OK I'm assuming you've got all angles calculated apart from ADE, AED, CDE and BED.

We know that AB = AC so we assign a distance lets say 10cm (it does not matter) to these sides.
We also know that ABC = ACB so we can just use a simple ratio to find out where on AB point D is, also where on AC point E is. We can do this because we know that BCD = 60 degrees which is 75% of the ACB angle (80 degrees) meaning point D is 75% on the way along AB. (use same method for point E)
Using this method we now know that AD = 2.5cm and AE = 3.75cm, we already have the BAC angle (20 degrees) so with these 3 bits of info its now just basic triangle math.......

Finished a bit short there...

.......to calculate angles ADE and AED, and we all know that angles on a straight line = 180 degrees so CDE can now be easily obtained.

So I still think CDE = 10 degrees?

Originally posted by timebombted
[snip] We can do this because we know that BCD = 60 degrees which is 75% of the ACB angle (80 degrees) meaning point D is 75% on the way along AB.

This reasoning flawed. A ratioed division of one of the two identical angles in an isoceles triangle does not necessarily result in a comparable ratio with the divided line opposite the angle.

Take for example an isoceles triangle MNO, where aM is 30, and aN and aO are 75. MN=MO=10 units. Now, draw a line from N onto line MO at point P and make it a 90 angle. Because triangles always total 180, aMNP is 60 and aONP is 15. This makes a 60/75 ratio or, by your math, divides the line into MP=8 and PO=2.

However, triangle MNP is a 30/60/90 triangle, giving precise values for the lines. Since MN is 10, then NP is 5, and MP is 5 rad3 (square route of 3), or 8.66025404.

You are not applying sound geometrical math. Sorry.

TDR et al.

Of course a trapazoid has two parallel lines! BCED is not a trapazoid, it simply a quadralateral. I got my terminology screwed up somehow; and yes, opposite angles are complimentary on a trapazoid--it's just that this isn't one!

Sorry, I didn't catch that when I wrote above.

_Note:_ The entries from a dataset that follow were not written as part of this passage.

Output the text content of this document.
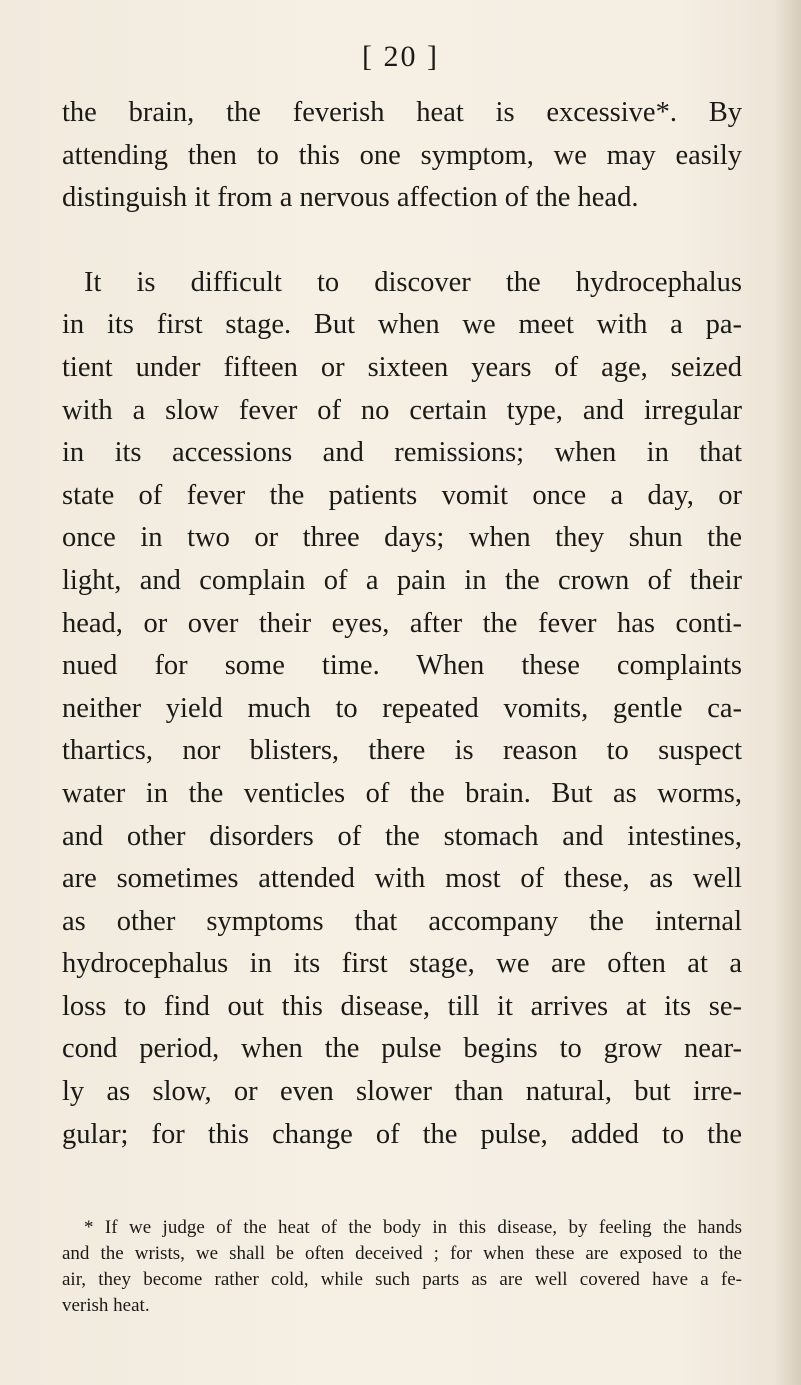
[ 20 ]
the brain, the feverish heat is excessive*. By
attending then to this one symptom, we may easily
distinguish it from a nervous affection of the head.
It is difficult to discover the hydrocephalus
in its first stage. But when we meet with a pa-
tient under fifteen or sixteen years of age, seized
with a slow fever of no certain type, and irregular
in its accessions and remissions; when in that
state of fever the patients vomit once a day, or
once in two or three days; when they shun the
light, and complain of a pain in the crown of their
head, or over their eyes, after the fever has conti-
nued for some time. When these complaints
neither yield much to repeated vomits, gentle ca-
thartics, nor blisters, there is reason to suspect
water in the venticles of the brain. But as worms,
and other disorders of the stomach and intestines,
are sometimes attended with most of these, as well
as other symptoms that accompany the internal
hydrocephalus in its first stage, we are often at a
loss to find out this disease, till it arrives at its se-
cond period, when the pulse begins to grow near-
ly as slow, or even slower than natural, but irre-
gular; for this change of the pulse, added to the
* If we judge of the heat of the body in this disease, by feeling the hands
and the wrists, we shall be often deceived ; for when these are exposed to the
air, they become rather cold, while such parts as are well covered have a fe-
verish heat.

Originally posted by nemesio
This reasoning flawed. A ratioed division of one of the two identical angles in an isoceles triangle does not necessarily result in a comparable ratio with the divided line opposite the angle.

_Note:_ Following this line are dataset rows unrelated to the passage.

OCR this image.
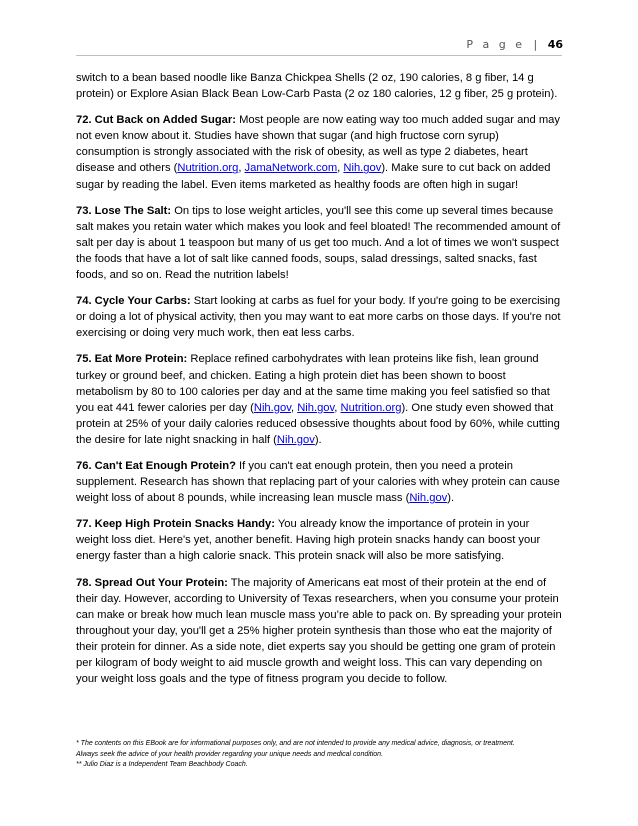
P a g e | 46

switch to a bean based noodle like Banza Chickpea Shells (2 oz, 190 calories, 8 g fiber, 14 g protein) or Explore Asian Black Bean Low-Carb Pasta (2 oz 180 calories, 12 g fiber, 25 g protein).

72. Cut Back on Added Sugar: Most people are now eating way too much added sugar and may not even know about it. Studies have shown that sugar (and high fructose corn syrup) consumption is strongly associated with the risk of obesity, as well as type 2 diabetes, heart disease and others (Nutrition.org, JamaNetwork.com, Nih.gov). Make sure to cut back on added sugar by reading the label. Even items marketed as healthy foods are often high in sugar!

73. Lose The Salt: On tips to lose weight articles, you'll see this come up several times because salt makes you retain water which makes you look and feel bloated! The recommended amount of salt per day is about 1 teaspoon but many of us get too much. And a lot of times we won't suspect the foods that have a lot of salt like canned foods, soups, salad dressings, salted snacks, fast foods, and so on. Read the nutrition labels!

74. Cycle Your Carbs: Start looking at carbs as fuel for your body. If you're going to be exercising or doing a lot of physical activity, then you may want to eat more carbs on those days. If you're not exercising or doing very much work, then eat less carbs.

75. Eat More Protein: Replace refined carbohydrates with lean proteins like fish, lean ground turkey or ground beef, and chicken. Eating a high protein diet has been shown to boost metabolism by 80 to 100 calories per day and at the same time making you feel satisfied so that you eat 441 fewer calories per day (Nih.gov, Nih.gov, Nutrition.org). One study even showed that protein at 25% of your daily calories reduced obsessive thoughts about food by 60%, while cutting the desire for late night snacking in half (Nih.gov).

76. Can't Eat Enough Protein? If you can't eat enough protein, then you need a protein supplement. Research has shown that replacing part of your calories with whey protein can cause weight loss of about 8 pounds, while increasing lean muscle mass (Nih.gov).

77. Keep High Protein Snacks Handy: You already know the importance of protein in your weight loss diet. Here's yet, another benefit. Having high protein snacks handy can boost your energy faster than a high calorie snack. This protein snack will also be more satisfying.

78. Spread Out Your Protein: The majority of Americans eat most of their protein at the end of their day. However, according to University of Texas researchers, when you consume your protein can make or break how much lean muscle mass you’re able to pack on. By spreading your protein throughout your day, you'll get a 25% higher protein synthesis than those who eat the majority of their protein for dinner. As a side note, diet experts say you should be getting one gram of protein per kilogram of body weight to aid muscle growth and weight loss. This can vary depending on your weight loss goals and the type of fitness program you decide to follow.

* The contents on this EBook are for informational purposes only, and are not intended to provide any medical advice, diagnosis, or treatment.
Always seek the advice of your health provider regarding your unique needs and medical condition.
** Julio Diaz is a Independent Team Beachbody Coach.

Take for example an isoceles triangle MNO, where aM is 30, and aN and aO are 75. MN=MO=10 units. Now, draw a line from N onto line MO at point P and make it a 90 ...[text shortened]... re route of 3), or 8.66025404.

You are not applying sound geometrical math. Sorry.

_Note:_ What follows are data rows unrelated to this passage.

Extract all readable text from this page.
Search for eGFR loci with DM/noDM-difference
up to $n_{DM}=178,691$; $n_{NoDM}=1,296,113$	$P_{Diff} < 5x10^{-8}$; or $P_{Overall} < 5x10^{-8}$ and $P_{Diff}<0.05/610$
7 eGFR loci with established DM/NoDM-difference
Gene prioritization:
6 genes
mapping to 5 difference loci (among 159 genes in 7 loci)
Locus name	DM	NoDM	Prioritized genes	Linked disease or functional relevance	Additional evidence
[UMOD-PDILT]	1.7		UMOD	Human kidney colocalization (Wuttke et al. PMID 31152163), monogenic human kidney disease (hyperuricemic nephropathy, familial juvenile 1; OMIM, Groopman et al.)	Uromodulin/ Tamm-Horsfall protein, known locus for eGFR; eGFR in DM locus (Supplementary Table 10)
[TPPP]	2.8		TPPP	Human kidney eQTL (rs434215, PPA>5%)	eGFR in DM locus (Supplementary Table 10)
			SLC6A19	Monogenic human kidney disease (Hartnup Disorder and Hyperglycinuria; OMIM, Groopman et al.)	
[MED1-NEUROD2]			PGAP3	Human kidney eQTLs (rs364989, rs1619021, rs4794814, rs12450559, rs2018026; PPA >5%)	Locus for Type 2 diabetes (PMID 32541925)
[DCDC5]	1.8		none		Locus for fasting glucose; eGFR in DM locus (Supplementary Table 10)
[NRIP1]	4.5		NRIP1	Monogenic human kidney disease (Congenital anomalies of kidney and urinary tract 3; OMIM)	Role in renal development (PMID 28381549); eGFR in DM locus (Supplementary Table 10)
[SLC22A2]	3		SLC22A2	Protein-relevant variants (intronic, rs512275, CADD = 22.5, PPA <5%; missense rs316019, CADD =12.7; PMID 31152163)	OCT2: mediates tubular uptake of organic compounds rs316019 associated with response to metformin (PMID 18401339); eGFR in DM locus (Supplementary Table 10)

HINT: I think you need to use the law of sines to solve this:

For any triangle JKL: sin(<JKL)/JL = sin(<LJK)/KL = sin(<KLJ)/JK

Originally posted by richjohnson
HINT: I think you need to use the law of sines to solve this:

For any triangle JKL: sin(<JKL)/JL = sin(<LJK)/KL = sin(<KLJ)/JK

Do you really need trig here? I have gotten to a point where the angle must be no more the 50 degrees with various geometric rules...do I have to dust off my math book here?

Originally posted by nemesio
Do you really need trig here? I have gotten to a point where the angle must be no more the 50 degrees with various geometric rules...do I have to dust off my math book here?

You could always find a protractor and a ruler...

trig is used when u have at least one and one side or two sides...we cannot use trig here

Yeah. I was just reviewing the laws of sines and cosines, and all require some concrete side knowledge. We know a few things about some of the sides because of the isoceles triangles that are made, as well as a few 30/60/90 triangles, but none that contribute meaningfully to solving the problem. I think the &quot;Laws of Sines&quot; post was a red herring, but I enjoyed revisiting the math.

I certainly enjoyed it more than I did math class in high school, actually. Weird.

Nemesio